Member of the Bundestag for Bavaria
- In office 9 December 2019 – 25 March 2025
- Constituency: FDP List

Personal details
- Born: 5 September 1969 (age 56) Mühldorf a. Inn, West Germany
- Party: Free Democratic Party
- Children: 2
- Education: Sprachen & Dolmetscher Institut München

= Sandra Bubendorfer-Licht =

German interpreter and politician

Sandra Bubendorfer-Licht (born 5 September 1969) is a German interpreter and politician of the Free Democratic Party (FDP) who served as a member of the Bundestag from the state of Bavaria from 2019 to 2025.

== Political career ==
Bubendorfer-Licht is chairwoman of the district association Mühldorf am Inn of the FDP Bavaria. She is an observer on the state executive committee of the FDP Bavaria.

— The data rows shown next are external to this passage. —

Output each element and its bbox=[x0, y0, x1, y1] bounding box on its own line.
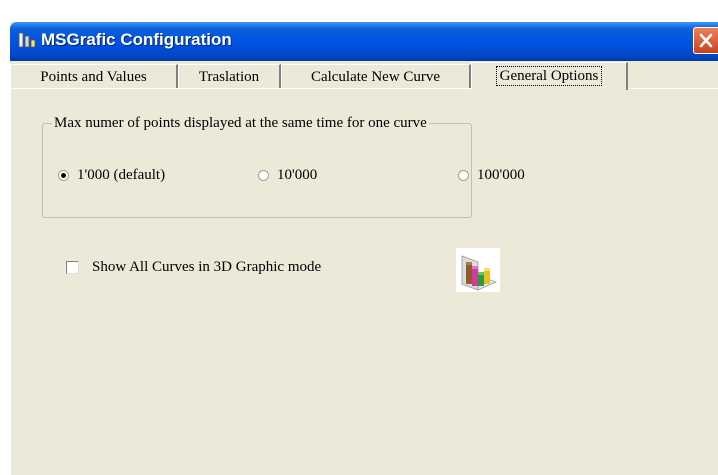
tab-points-and-values[interactable]: Points and Values bbox=[10, 64, 178, 88]
radio-button[interactable] bbox=[258, 169, 269, 181]
radio-100000-points[interactable]: 100'000 bbox=[458, 166, 525, 184]
title-bar[interactable]: MSGrafic Configuration bbox=[10, 22, 718, 61]
radio-10000-points[interactable]: 10'000 bbox=[258, 166, 317, 184]
tab-label: Points and Values bbox=[40, 69, 147, 85]
tab-traslation[interactable]: Traslation bbox=[178, 64, 281, 88]
tab-general-options[interactable]: General Options bbox=[471, 62, 628, 90]
tab-label: General Options bbox=[495, 66, 603, 86]
radio-1000-points[interactable]: 1'000 (default) bbox=[58, 166, 165, 184]
dialog-window: MSGrafic Configuration Points and Values… bbox=[10, 22, 718, 475]
radio-selected-dot bbox=[61, 172, 66, 178]
max-points-group-label: Max numer of points displayed at the sam… bbox=[52, 115, 429, 132]
3d-chart-icon bbox=[456, 248, 500, 292]
show-3d-checkbox-row[interactable]: Show All Curves in 3D Graphic mode bbox=[66, 258, 321, 276]
tab-label: Traslation bbox=[198, 69, 260, 85]
window-title: MSGrafic Configuration bbox=[41, 30, 232, 49]
tab-label: Calculate New Curve bbox=[310, 69, 441, 85]
tab-strip: Points and Values Traslation Calculate N… bbox=[10, 62, 718, 90]
bar-chart-app-icon bbox=[18, 32, 36, 48]
show-3d-label: Show All Curves in 3D Graphic mode bbox=[92, 258, 322, 275]
radio-button[interactable] bbox=[58, 169, 69, 181]
radio-label: 10'000 bbox=[277, 166, 318, 183]
radio-label: 100'000 bbox=[477, 166, 525, 183]
close-button[interactable] bbox=[693, 27, 718, 54]
radio-label: 1'000 (default) bbox=[77, 166, 166, 183]
radio-button[interactable] bbox=[458, 169, 469, 181]
close-icon bbox=[699, 33, 713, 48]
show-3d-checkbox[interactable] bbox=[66, 260, 79, 274]
tab-calculate-new-curve[interactable]: Calculate New Curve bbox=[281, 64, 471, 88]
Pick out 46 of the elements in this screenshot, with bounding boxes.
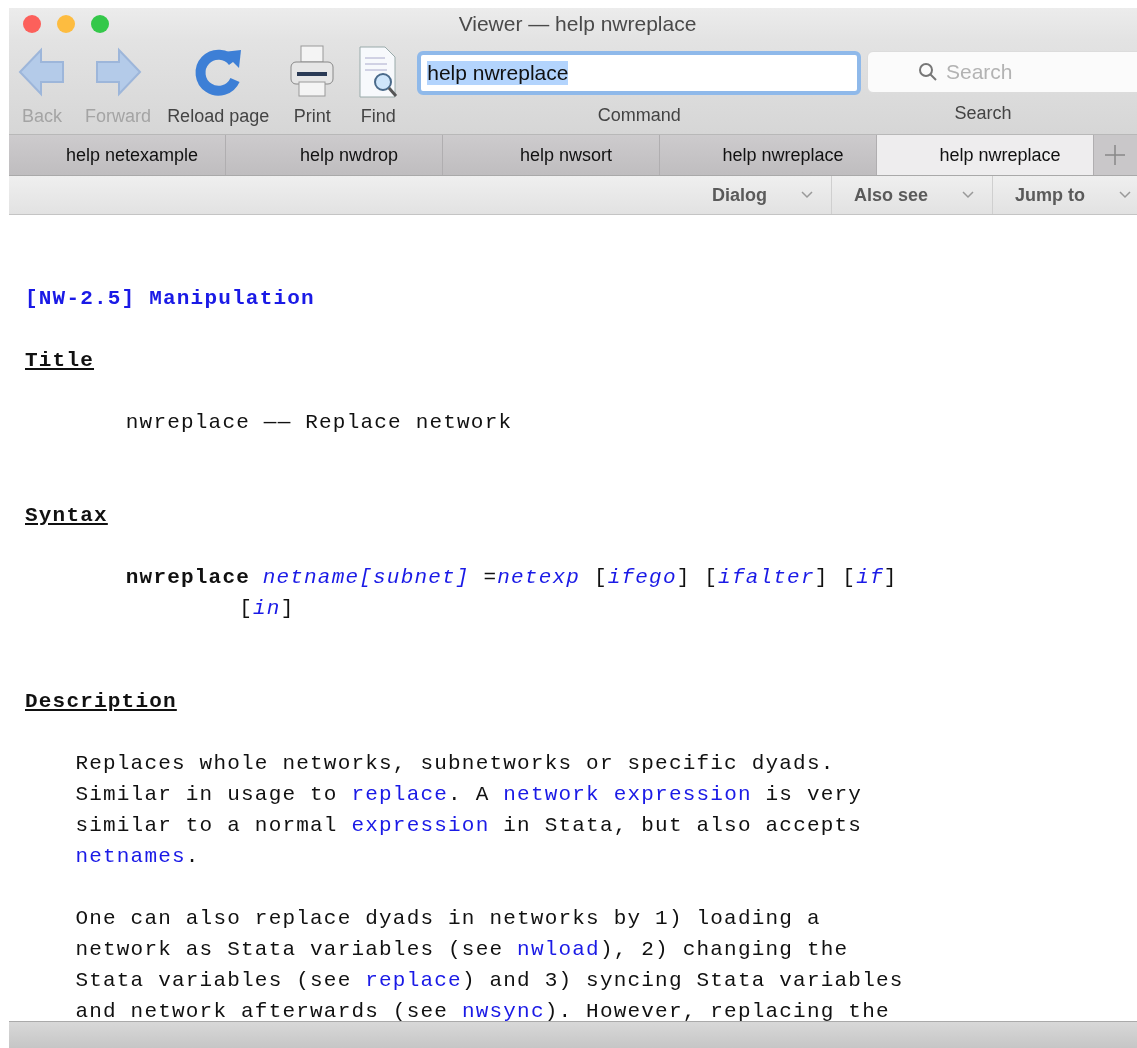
zoom-button[interactable] [91, 15, 109, 33]
syntax-link[interactable]: netexp [497, 566, 581, 589]
help-paragraph: One can also replace dyads in networks by 1) loading a network as Stata variables (see nwload), 2) changing the Stata variables (see replace) and 3) syncing Stata variables and network afterwards (see nwsync). However, replacing the [75, 906, 904, 1021]
help-link[interactable]: nwsync [461, 1000, 545, 1021]
dropdown-menu[interactable]: Jump to [992, 176, 1137, 214]
tab[interactable]: help nwreplace [660, 135, 877, 175]
search-icon [918, 62, 938, 82]
chevron-down-icon [962, 191, 974, 199]
tab[interactable]: help nwreplace [877, 135, 1094, 175]
help-paragraph: Replaces whole networks, subnetworks or specific dyads. Similar in usage to replace. A network expression is very similar to a normal expression in Stata, but also accepts netnames. [75, 751, 863, 870]
help-link[interactable]: expression [351, 814, 490, 837]
section-title: Title [25, 348, 94, 374]
command-field[interactable]: help nwreplace [417, 51, 862, 95]
plus-icon [1105, 145, 1125, 165]
help-paragraph: nwreplace —— Replace network [125, 410, 513, 436]
tab[interactable]: help nwdrop [226, 135, 443, 175]
section-title: Description [25, 689, 177, 715]
field-label: Command [597, 105, 681, 126]
printer-icon [289, 44, 336, 100]
help-heading: [NW-2.5] Manipulation [25, 286, 315, 312]
section-title: Syntax [25, 503, 108, 529]
document-search-icon [357, 44, 400, 100]
syntax-link[interactable]: in [253, 597, 281, 620]
tab[interactable]: help netexample [9, 135, 226, 175]
chevron-down-icon [800, 191, 813, 199]
help-link[interactable]: nwload [517, 938, 600, 961]
close-button[interactable] [23, 15, 41, 33]
field-label: Search [954, 103, 1012, 124]
dropdown-menu[interactable]: Also see [830, 176, 992, 214]
tab[interactable]: help nwsort [443, 135, 660, 175]
help-link[interactable]: network expression [503, 783, 752, 806]
toolbar-button[interactable]: Find [357, 44, 400, 127]
help-link[interactable]: replace [351, 783, 449, 806]
syntax-text: nwreplace netname[subnet] =netexp [ifego] [ifalter] [if] [in] [125, 565, 898, 622]
toolbar-button[interactable]: Print [289, 44, 336, 127]
chevron-down-icon [1119, 191, 1131, 199]
help-link[interactable]: netnames [75, 845, 186, 868]
window-title: Viewer — help nwreplace [458, 12, 697, 35]
toolbar-button[interactable]: Reload page [167, 44, 270, 127]
syntax-link[interactable]: ifego [607, 566, 677, 589]
dropdown-menu[interactable]: Dialog [689, 176, 831, 214]
minimize-button[interactable] [57, 15, 75, 33]
help-link[interactable]: replace [365, 969, 462, 992]
syntax-link[interactable]: ifalter [718, 566, 815, 589]
syntax-link[interactable]: netname[subnet] [262, 566, 470, 589]
syntax-link[interactable]: if [856, 566, 884, 589]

In the 2017 federal elections, Bubendorfer-Licht was a direct candidate in the Altötting constituency and ran for 13th place on the list for the FDP in Bavaria. On 9 December 2019 she moved up to the Bundestag to replace the late Jimmy Schulz. In parliament, she was a member of the Committee on Home Affairs and the Committee on Petitions. Following the 2021 elections, she served as her parliamentary group’s spokesperson for religious communities.